Na área educacional, desde a redemocratização brasileira, se discute a importância do protagonismo juvenil como método de amadurecimento político. É algo gradativo de socialização e descentramento. Jean Piaget estudou tal processo, que significa a transição do egocentrismo, ou seja, a visão do mundo a partir de si e das vantagens que leva em respeitar ou não uma regra social. E, também, para a empatia que diz sobre a visão de mundo diante da relação com o outro e a noção de justiça. Ele percebeu que com 12 anos surge a capacidade de julgar as regras, àquelas que se apresentam mais justas. Tal ação, contudo, ocorre por estímulos sociais. Daí a importância do exercício do voto, da escolha de um representante que projeta as relações de decisão coletiva para além do mero interesse individual.
Este ano houve um baixo desejo dos jovens em emitir o título. Em sua opinião, por que esse desinteresse tem acontecido?
Em 2013 o Brasil perdeu a chance de acolher uma nova forma de pensar política. Foi o ano das jornadas de junho, essencialmente lideradas por jovens que “saíram do Facebook”. Os manifestantes foram destratados e perseguidos da direita à esquerda. Suas demandas foram folclorizadas pela grande imprensa e políticos profissionais. O ideário de 2013 era mais anarquista e autonomista, exigindo horizontalidade e práticas de democracia direta. Ganhou a tradição política que deu às costas para a juventude brasileira. Retornaram nos rolezinhos de 2013 e 2014 e nas ocupações de escolas estaduais iniciadas em 2016, porém, o tratamento dos adultos foi sempre o mesmo: estranhamento e rechaço.
O que poderia ser feito para mudar esse quadro?
O Brasil precisa se reencontrar. Sinalizamos, neste século, de maneira contraditória sobre o que queremos da política. Fomos da participação ampla do cidadão ao discurso fascista bolsonarista, do voto no centrão ao ataque violento às práticas corruptas, do punitivismo ao identitarismo. Não sabemos o que queremos. Então, o primeiro passo é nos encontrarmos como nação, identidade coletiva e cultura política. Algo muito mais profundo que o patriotismo, muitas vezes vinculado à ordem e à lei. Nação é desejo comum e há anos não temos um mínimo de convergência como tal. Sem isso, como engajar jovens e adultos politicamente?
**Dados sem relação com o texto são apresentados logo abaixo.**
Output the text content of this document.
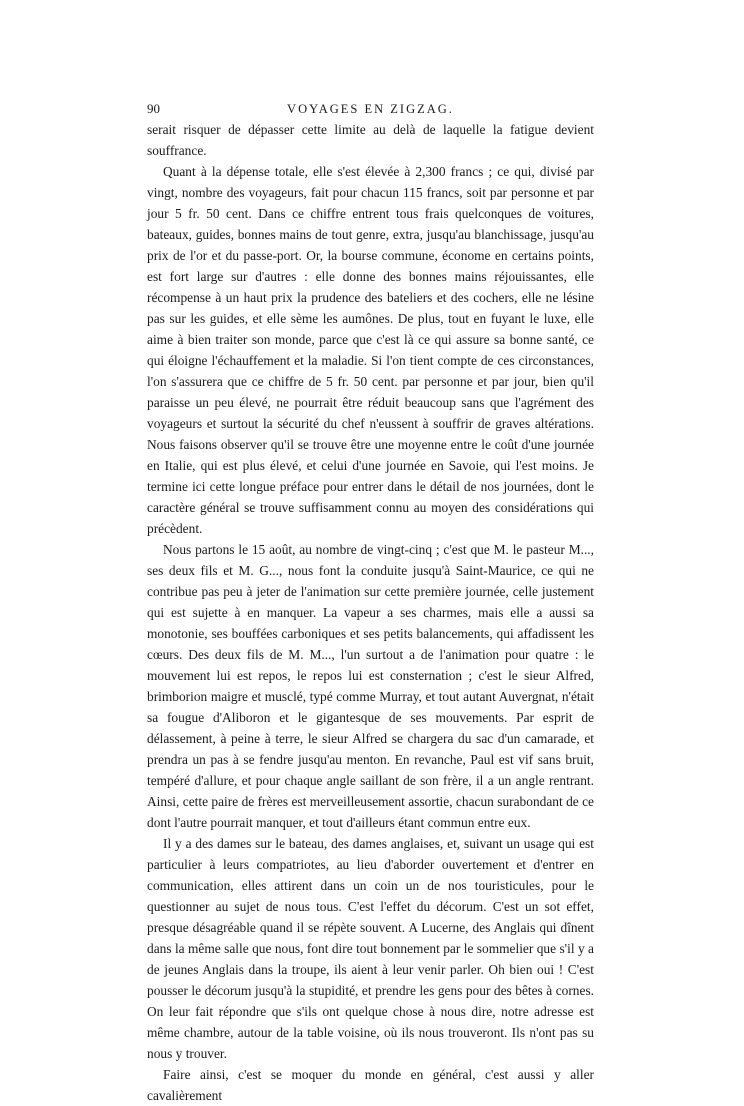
90	VOYAGES EN ZIGZAG.

serait risquer de dépasser cette limite au delà de laquelle la fatigue devient souffrance.

Quant à la dépense totale, elle s'est élevée à 2,300 francs ; ce qui, divisé par vingt, nombre des voyageurs, fait pour chacun 115 francs, soit par personne et par jour 5 fr. 50 cent. Dans ce chiffre entrent tous frais quelconques de voitures, bateaux, guides, bonnes mains de tout genre, extra, jusqu'au blanchissage, jusqu'au prix de l'or et du passe-port. Or, la bourse commune, économe en certains points, est fort large sur d'autres : elle donne des bonnes mains réjouissantes, elle récompense à un haut prix la prudence des bateliers et des cochers, elle ne lésine pas sur les guides, et elle sème les aumônes. De plus, tout en fuyant le luxe, elle aime à bien traiter son monde, parce que c'est là ce qui assure sa bonne santé, ce qui éloigne l'échauffement et la maladie. Si l'on tient compte de ces circonstances, l'on s'assurera que ce chiffre de 5 fr. 50 cent. par personne et par jour, bien qu'il paraisse un peu élevé, ne pourrait être réduit beaucoup sans que l'agrément des voyageurs et surtout la sécurité du chef n'eussent à souffrir de graves altérations. Nous faisons observer qu'il se trouve être une moyenne entre le coût d'une journée en Italie, qui est plus élevé, et celui d'une journée en Savoie, qui l'est moins. Je termine ici cette longue préface pour entrer dans le détail de nos journées, dont le caractère général se trouve suffisamment connu au moyen des considérations qui précèdent.

Nous partons le 15 août, au nombre de vingt-cinq ; c'est que M. le pasteur M..., ses deux fils et M. G..., nous font la conduite jusqu'à Saint-Maurice, ce qui ne contribue pas peu à jeter de l'animation sur cette première journée, celle justement qui est sujette à en manquer. La vapeur a ses charmes, mais elle a aussi sa monotonie, ses bouffées carboniques et ses petits balancements, qui affadissent les cœurs. Des deux fils de M. M..., l'un surtout a de l'animation pour quatre : le mouvement lui est repos, le repos lui est consternation ; c'est le sieur Alfred, brimborion maigre et musclé, typé comme Murray, et tout autant Auvergnat, n'était sa fougue d'Aliboron et le gigantesque de ses mouvements. Par esprit de délassement, à peine à terre, le sieur Alfred se chargera du sac d'un camarade, et prendra un pas à se fendre jusqu'au menton. En revanche, Paul est vif sans bruit, tempéré d'allure, et pour chaque angle saillant de son frère, il a un angle rentrant. Ainsi, cette paire de frères est merveilleusement assortie, chacun surabondant de ce dont l'autre pourrait manquer, et tout d'ailleurs étant commun entre eux.

Il y a des dames sur le bateau, des dames anglaises, et, suivant un usage qui est particulier à leurs compatriotes, au lieu d'aborder ouvertement et d'entrer en communication, elles attirent dans un coin un de nos touristicules, pour le questionner au sujet de nous tous. C'est l'effet du décorum. C'est un sot effet, presque désagréable quand il se répète souvent. A Lucerne, des Anglais qui dînent dans la même salle que nous, font dire tout bonnement par le sommelier que s'il y a de jeunes Anglais dans la troupe, ils aient à leur venir parler. Oh bien oui ! C'est pousser le décorum jusqu'à la stupidité, et prendre les gens pour des bêtes à cornes. On leur fait répondre que s'ils ont quelque chose à nous dire, notre adresse est même chambre, autour de la table voisine, où ils nous trouveront. Ils n'ont pas su nous y trouver.

Faire ainsi, c'est se moquer du monde en général, c'est aussi y aller cavalièrement
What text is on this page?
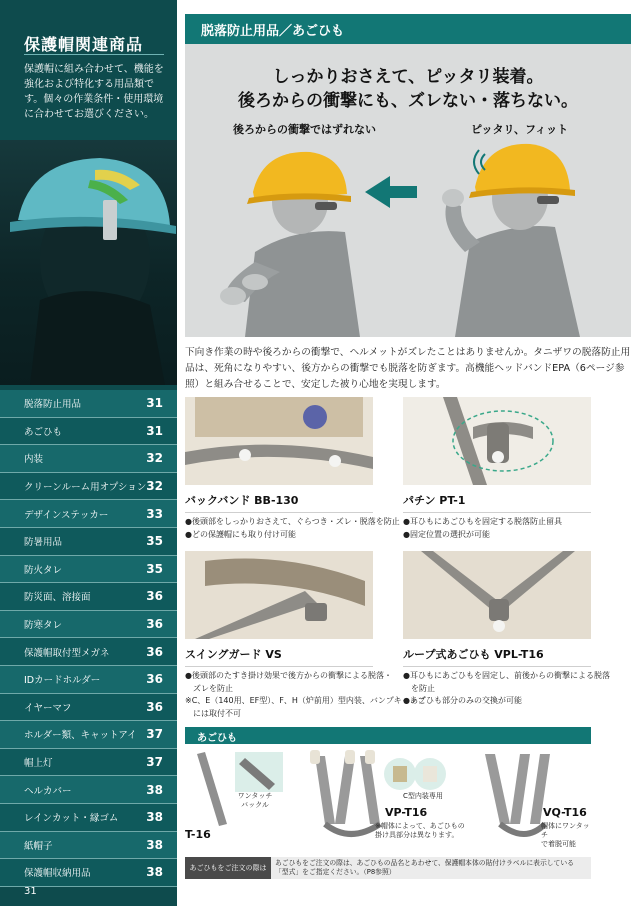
保護帽関連商品
保護帽に組み合わせて、機能を強化および特化する用品類です。個々の作業条件・使用環境に合わせてお選びください。
脱落防止用品	31
あごひも	31
内装	32
クリーンルーム用オプション 32
デザインステッカー	33
防暑用品	35
防火タレ	35
防災面、溶接面	36
防寒タレ	36
保護帽取付型メガネ	36
IDカードホルダー	36
イヤーマフ	36
ホルダー類、キャットアイ 37
帽上灯	37
ヘルカバー	38
レインカット・縁ゴム 38
紙帽子	38
保護帽収納用品	38
31
脱落防止用品／あごひも
しっかりおさえて、ピッタリ装着。
後ろからの衝撃にも、ズレない・落ちない。
後ろからの衝撃ではずれない	ピッタリ、フィット
下向き作業の時や後ろからの衝撃で、ヘルメットがズレたことはありませんか。タニザワの脱落防止用品は、死角になりやすい、後方からの衝撃でも脱落を防ぎます。高機能ヘッドバンドEPA（6ページ参照）と組み合せることで、安定した被り心地を実現します。
バックバンド BB-130
●後頭部をしっかりおさえて、ぐらつき・ズレ・脱落を防止
●どの保護帽にも取り付け可能
パチン PT-1
●耳ひもにあごひもを固定する脱落防止留具
●固定位置の選択が可能
スイングガード VS
●後頭部のたすき掛け効果で後方からの衝撃による脱落・
　ズレを防止
※C、E（140用、EF型）、F、H（炉前用）型内装、バンプキャップ
　には取付不可
ループ式あごひも VPL-T16
●耳ひもにあごひもを固定し、前後からの衝撃による脱落
　を防止
●あごひも部分のみの交換が可能
あごひも
T-16
ワンタッチ
バックル
VP-T16
※帽体によって、あごひもの
掛け具部分は異なります。
C型内装専用
VQ-T16
帽体にワンタッチ
で着脱可能
あごひもをご注文の際は
あごひもをご注文の際は、あごひもの品名とあわせて、保護帽本体の貼付けラベルに表示している「型式」をご指定ください。（P8参照）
O descaso também abrange os maiores de idade. Em Minas, mais de 1 milhão de eleitores estão com o título irregular. A que você atribui isso?
Ao retrocesso do processo civilizatório brasileiro. O Brasil é campeão mundial em linchamento e em assassinato de LGBTQIA+. Somos o 5º no ranking global de feminicídios e o 13º na lista mundial de homicídios. Não somos pacíficos e não nos entendemos. A morte recente de um congolês no Rio de Janeiro estampou nossa índole. Temos, urgentemente, que alterar essa tragédia que nos alinha com a desumanidade de 350 anos de escravidão.
Você acredita que, mesmo com a obrigatoriedade, muitos brasileiros deixarão de votar?
As eleições deste ano se revestem de algo excepcional: a escolha entre a continuação do fascismo ou a reconstrução nacional. Há algo de especial porque o desemprego, a inflação e a pandemia parecem ter agravado o sentimento de orfandade de amplas camadas sociais de nosso país. Pode significar um interregno na despolitização gradativa. Enfim, tenho a impressão que, por esses motivos, a abstenção e o não voto crescentes podem ter um freio nas eleições de 2022.